BACKGROUND In sepsis, hypercytokinemia increases intestinal permeability, leading to bacterial translocation, which further exacerbates systemic inflammation and multiple organ dysfunction. This study investigates the impact of direct peritoneal resuscitation as an adjunctive treatment on intestinal barrier integrity in rat models of sepsis induced by severe intra-abdominal infection. METHODS A cecal ligation and puncture procedure was performed on Sprague-Dawley rats to establish a sepsis model, with random allocation to the following resuscitation groups (n = 8): Sham, SP (sepsis), CR (conventional intravenous resuscitation), PLS (peritoneal lavage with normal saline), Lac-PDS (peritoneal lavage with 2.5% Glu-Lac-PDS), and Pyr-PDS (peritoneal lavage with 2.5% Glu-Pyr-PDS).
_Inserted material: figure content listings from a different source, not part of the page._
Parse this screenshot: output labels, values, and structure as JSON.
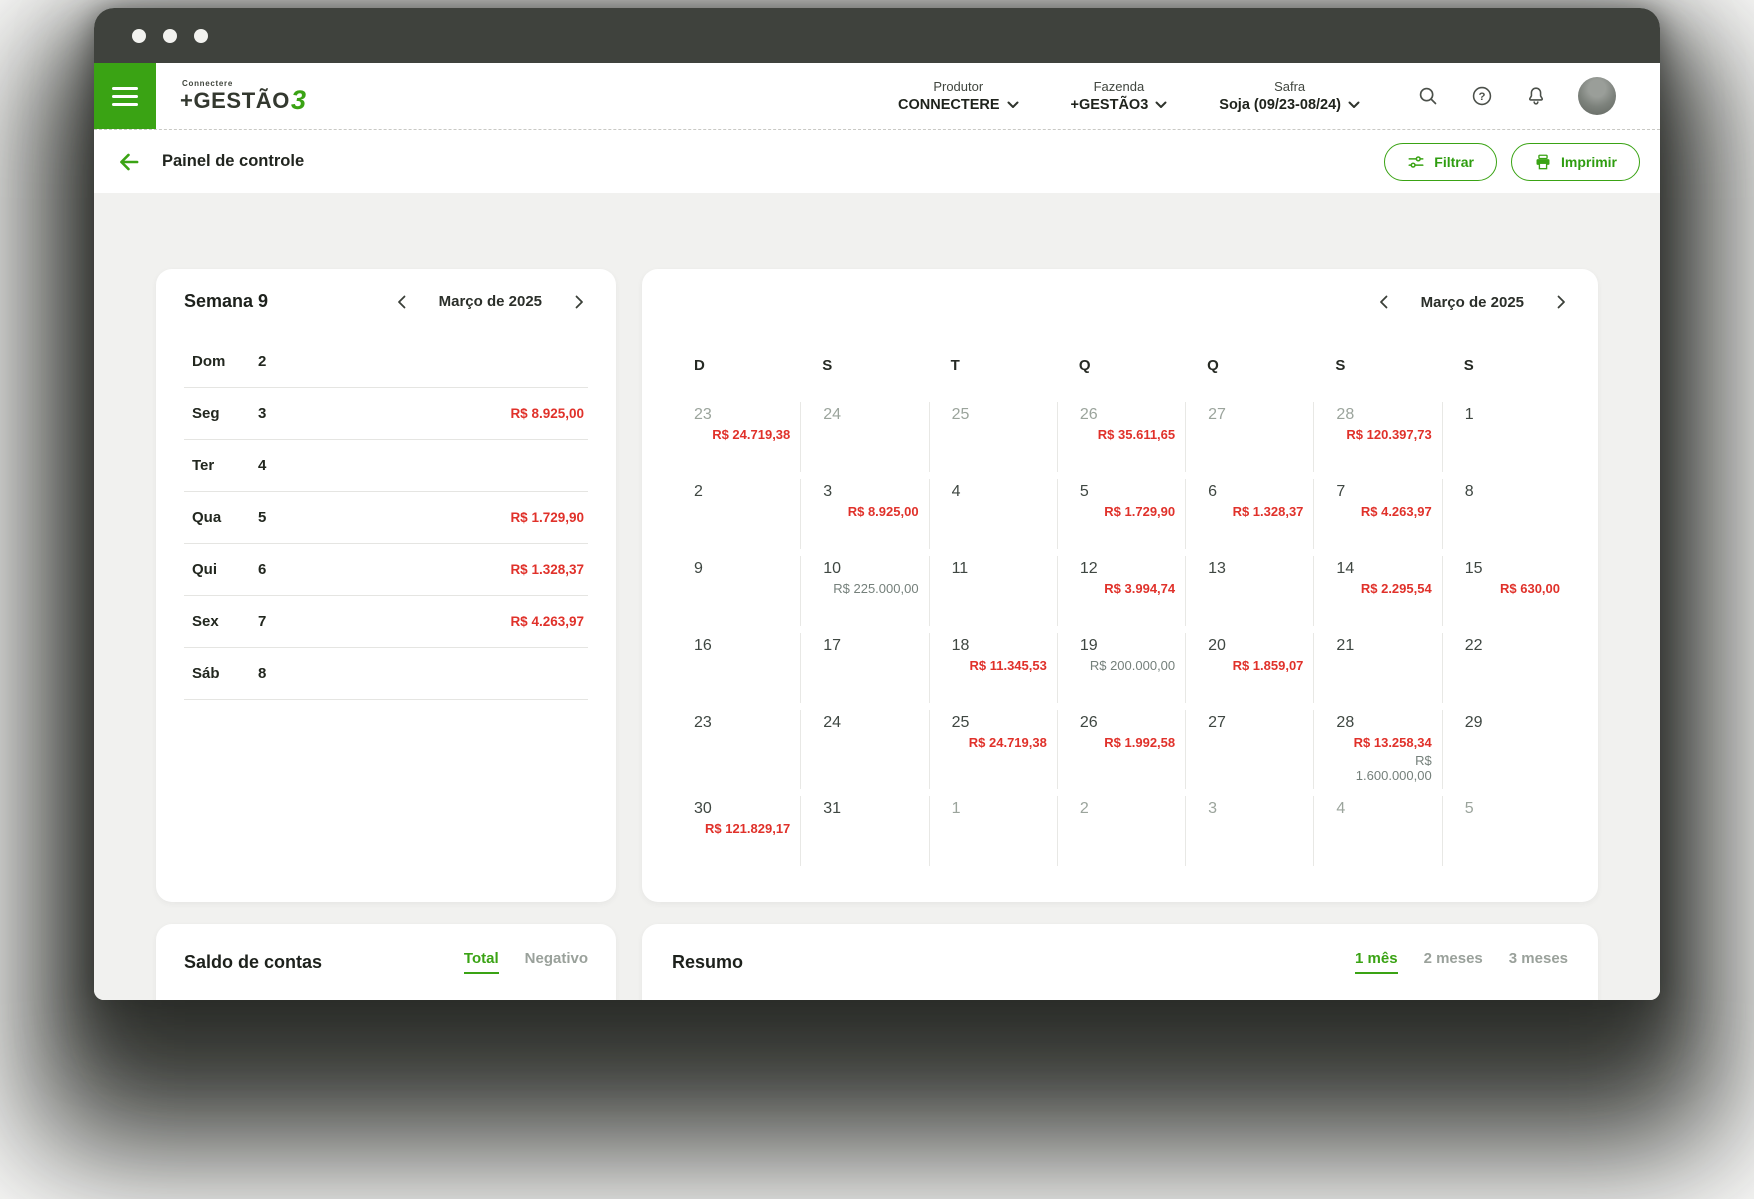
{
  "header": {
    "logo_top": "Connectere",
    "logo_main": "+GESTÃO",
    "logo_accent": "3",
    "selectors": [
      {
        "label": "Produtor",
        "value": "CONNECTERE"
      },
      {
        "label": "Fazenda",
        "value": "+GESTÃO3"
      },
      {
        "label": "Safra",
        "value": "Soja (09/23-08/24)"
      }
    ],
    "icons": [
      "search-icon",
      "help-icon",
      "notifications-icon",
      "avatar"
    ]
  },
  "toolbar": {
    "title": "Painel de controle",
    "filter_label": "Filtrar",
    "print_label": "Imprimir"
  },
  "week_card": {
    "title": "Semana 9",
    "month_label": "Março de 2025",
    "rows": [
      {
        "day": "Dom",
        "date": "2",
        "value": ""
      },
      {
        "day": "Seg",
        "date": "3",
        "value": "R$ 8.925,00"
      },
      {
        "day": "Ter",
        "date": "4",
        "value": ""
      },
      {
        "day": "Qua",
        "date": "5",
        "value": "R$ 1.729,90"
      },
      {
        "day": "Qui",
        "date": "6",
        "value": "R$ 1.328,37"
      },
      {
        "day": "Sex",
        "date": "7",
        "value": "R$ 4.263,97"
      },
      {
        "day": "Sáb",
        "date": "8",
        "value": ""
      }
    ]
  },
  "calendar_card": {
    "month_label": "Março de 2025",
    "weekday_headers": [
      "D",
      "S",
      "T",
      "Q",
      "Q",
      "S",
      "S"
    ],
    "weeks": [
      [
        {
          "day": "23",
          "muted": true,
          "values": [
            {
              "text": "R$ 24.719,38",
              "tone": "negative"
            }
          ]
        },
        {
          "day": "24",
          "muted": true,
          "values": []
        },
        {
          "day": "25",
          "muted": true,
          "values": []
        },
        {
          "day": "26",
          "muted": true,
          "values": [
            {
              "text": "R$ 35.611,65",
              "tone": "negative"
            }
          ]
        },
        {
          "day": "27",
          "muted": true,
          "values": []
        },
        {
          "day": "28",
          "muted": true,
          "values": [
            {
              "text": "R$ 120.397,73",
              "tone": "negative"
            }
          ]
        },
        {
          "day": "1",
          "muted": false,
          "values": []
        }
      ],
      [
        {
          "day": "2",
          "muted": false,
          "values": []
        },
        {
          "day": "3",
          "muted": false,
          "values": [
            {
              "text": "R$ 8.925,00",
              "tone": "negative"
            }
          ]
        },
        {
          "day": "4",
          "muted": false,
          "values": []
        },
        {
          "day": "5",
          "muted": false,
          "values": [
            {
              "text": "R$ 1.729,90",
              "tone": "negative"
            }
          ]
        },
        {
          "day": "6",
          "muted": false,
          "values": [
            {
              "text": "R$ 1.328,37",
              "tone": "negative"
            }
          ]
        },
        {
          "day": "7",
          "muted": false,
          "values": [
            {
              "text": "R$ 4.263,97",
              "tone": "negative"
            }
          ]
        },
        {
          "day": "8",
          "muted": false,
          "values": []
        }
      ],
      [
        {
          "day": "9",
          "muted": false,
          "values": []
        },
        {
          "day": "10",
          "muted": false,
          "values": [
            {
              "text": "R$ 225.000,00",
              "tone": "neutral"
            }
          ]
        },
        {
          "day": "11",
          "muted": false,
          "values": []
        },
        {
          "day": "12",
          "muted": false,
          "values": [
            {
              "text": "R$ 3.994,74",
              "tone": "negative"
            }
          ]
        },
        {
          "day": "13",
          "muted": false,
          "values": []
        },
        {
          "day": "14",
          "muted": false,
          "values": [
            {
              "text": "R$ 2.295,54",
              "tone": "negative"
            }
          ]
        },
        {
          "day": "15",
          "muted": false,
          "values": [
            {
              "text": "R$ 630,00",
              "tone": "negative"
            }
          ]
        }
      ],
      [
        {
          "day": "16",
          "muted": false,
          "values": []
        },
        {
          "day": "17",
          "muted": false,
          "values": []
        },
        {
          "day": "18",
          "muted": false,
          "values": [
            {
              "text": "R$ 11.345,53",
              "tone": "negative"
            }
          ]
        },
        {
          "day": "19",
          "muted": false,
          "values": [
            {
              "text": "R$ 200.000,00",
              "tone": "neutral"
            }
          ]
        },
        {
          "day": "20",
          "muted": false,
          "values": [
            {
              "text": "R$ 1.859,07",
              "tone": "negative"
            }
          ]
        },
        {
          "day": "21",
          "muted": false,
          "values": []
        },
        {
          "day": "22",
          "muted": false,
          "values": []
        }
      ],
      [
        {
          "day": "23",
          "muted": false,
          "values": []
        },
        {
          "day": "24",
          "muted": false,
          "values": []
        },
        {
          "day": "25",
          "muted": false,
          "values": [
            {
              "text": "R$ 24.719,38",
              "tone": "negative"
            }
          ]
        },
        {
          "day": "26",
          "muted": false,
          "values": [
            {
              "text": "R$ 1.992,58",
              "tone": "negative"
            }
          ]
        },
        {
          "day": "27",
          "muted": false,
          "values": []
        },
        {
          "day": "28",
          "muted": false,
          "values": [
            {
              "text": "R$ 13.258,34",
              "tone": "negative"
            },
            {
              "text": "R$ 1.600.000,00",
              "tone": "neutral"
            }
          ]
        },
        {
          "day": "29",
          "muted": false,
          "values": []
        }
      ],
      [
        {
          "day": "30",
          "muted": false,
          "values": [
            {
              "text": "R$ 121.829,17",
              "tone": "negative"
            }
          ]
        },
        {
          "day": "31",
          "muted": false,
          "values": []
        },
        {
          "day": "1",
          "muted": true,
          "values": []
        },
        {
          "day": "2",
          "muted": true,
          "values": []
        },
        {
          "day": "3",
          "muted": true,
          "values": []
        },
        {
          "day": "4",
          "muted": true,
          "values": []
        },
        {
          "day": "5",
          "muted": true,
          "values": []
        }
      ]
    ]
  },
  "saldo_card": {
    "title": "Saldo de contas",
    "tabs": [
      {
        "label": "Total",
        "active": true
      },
      {
        "label": "Negativo",
        "active": false
      }
    ]
  },
  "resumo_card": {
    "title": "Resumo",
    "tabs": [
      {
        "label": "1 mês",
        "active": true
      },
      {
        "label": "2 meses",
        "active": false
      },
      {
        "label": "3 meses",
        "active": false
      }
    ]
  },
  "colors": {
    "accent_green": "#3aa314",
    "negative_red": "#e0312a",
    "neutral_value": "#75807b",
    "titlebar": "#3f423d"
  }
}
The laboratory results, serum inflammatory cytokines, hematoxylin and eosin staining, transmission electron microscopy, intestinal tight junction protein and mucins expression levels, and serum D-lactate levels of rats in each group were observed. p <0.05 was regarded as statistically significant. RESULTS After direct peritoneal resuscitation treatment, white blood cell and interleukin-10 were significantly increased; lactate, tumor necrosis factor α, and interleukin-6 were significantly decreased; liver and kidney functions were significantly improved; and intestinal pathological damage and subcellular changes were significantly reduced. The expressions of tight junction proteins and mucins were increased, and serum D-lactate was significantly reduced. The efficacy of the Pyr-PDS group was better than other treatment groups. CONCLUSION Direct peritoneal resuscitation adjunctive therapy improved overall condition and barrier function of intestine in rat models of sepsis induced by severe intra-abdominal infection. Pyr-PDS demonstrated greater efficacy than Lac-PDS in reducing inflammation and protecting intestinal barrier function.